HLL students and their parents often come into my classroom with the assumption that I am representing a superior, high-value variation of Spanish that they do not speak. Some appear shy and embarrassed, some parents are relieved that their children will learn “correct” Spanish, and some are angry and distrustful. One of the more powerful outcomes of our round table discussion was the realization that none of us had an explicit, repetitive technique to drill home the point that the teacher’s language community is neither superior nor inferior to the students’ language communities. It is simply a variation that is useful because it is culturally appropriate in some situations. Their home language use, the language that they use in a community celebration, the language that they use with relatives during a holiday visit to their parent’s hometown, the language we use in academic writing… all of these may differ and are valuable in their contexts. It is not that I don’t say this in class because I do; however, I need a way of showing this on a daily level and demonstrating that I own these beliefs.
I feel like my students who have had a more stable formal education in a Spanish-speaking country often adapt easily to my HLL class. Perhaps it is because my Spanish does not threaten their identity. They are at ease and confident when an obscure regionalism slips past their lips that no one else understands; they understand that no one has the authority to mock or deride their language use. I also have had Chicanos in class who cultivate a wonderfully playful approach to Spanish that is all their own. There is something overtly political in the way they own the language. They are evidence that there are vibrant North American Spanish language communities where the Spanish language is flourishing despite the rhetoric from up high that the USA is a monolingual country.
On the other hand, my students who self-identify first and foremost as Spanish speakers but have had a less stable childhood or who have had an extremely limited language community consisting only of close family members are students who are likely to be guarded, defensive, unsure of themselves and less likely to trust me. These are the students that are deeply alienated from our school and national culture.

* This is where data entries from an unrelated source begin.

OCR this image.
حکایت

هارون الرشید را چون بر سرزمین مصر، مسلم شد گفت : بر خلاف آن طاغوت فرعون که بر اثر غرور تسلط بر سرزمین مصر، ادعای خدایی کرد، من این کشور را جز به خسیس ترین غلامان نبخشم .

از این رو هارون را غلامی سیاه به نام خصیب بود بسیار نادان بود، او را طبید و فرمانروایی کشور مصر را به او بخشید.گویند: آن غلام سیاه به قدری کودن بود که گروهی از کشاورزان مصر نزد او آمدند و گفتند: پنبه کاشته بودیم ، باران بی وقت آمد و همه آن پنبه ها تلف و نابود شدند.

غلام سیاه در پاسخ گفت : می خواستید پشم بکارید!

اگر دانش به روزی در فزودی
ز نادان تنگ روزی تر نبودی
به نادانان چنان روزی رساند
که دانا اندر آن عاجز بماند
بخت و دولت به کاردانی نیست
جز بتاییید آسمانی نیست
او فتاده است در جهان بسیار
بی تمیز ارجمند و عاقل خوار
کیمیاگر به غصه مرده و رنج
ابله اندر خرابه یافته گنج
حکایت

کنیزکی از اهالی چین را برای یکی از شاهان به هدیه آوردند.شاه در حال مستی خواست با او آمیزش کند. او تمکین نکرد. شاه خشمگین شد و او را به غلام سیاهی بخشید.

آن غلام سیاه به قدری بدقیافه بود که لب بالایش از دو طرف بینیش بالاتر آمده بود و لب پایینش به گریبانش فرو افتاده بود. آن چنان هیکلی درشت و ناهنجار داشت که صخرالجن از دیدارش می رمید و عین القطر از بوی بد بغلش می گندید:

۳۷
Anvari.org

Ironically, I suspect that these are the students that I, of all of their teachers, am best positioned to reach. In their eyes I represent something… and it may not be something good. I need to be prepared to counter the beliefs and expectations that they come to class with, but what are they exactly?
In our round table discussion someone brought up the idea that respecting language diversity requires teachers to view their students’ language as more like a mosaic or quilt, consisting of components useful for different parts of their lives, and not at all like a hierarchy of good and bad habits. We all felt comfortable with this metaphor, I think, perhaps because we could envision ourselves working on different parts of the quilt without disturbing the students’ overall sense of self.
No one articulated this, but I wonder if this metaphor might give some teachers permission to indulge in their own fantasy of working to build a student’s “academic language skills” part of the quilt without paying heed to other parts of the quilt. I worry that simply developing academic language without attending to students’ ethnic identities may serve to alienate them further from the secure bases of their self-identity.
The value of the quilt metaphor, in my mind, is to help teachers envision how important explicitly celebrating linguistic diversity is to support all aspects of a student’s identity. We need to care for the whole quilt. Truly seeing my students and the diversity of their language communities is a first step.
This essay was published in the 3rd edition of, “Practical Advice for Teachers of Heritage Learners of Spanish: Essays by Classroom Teachers”.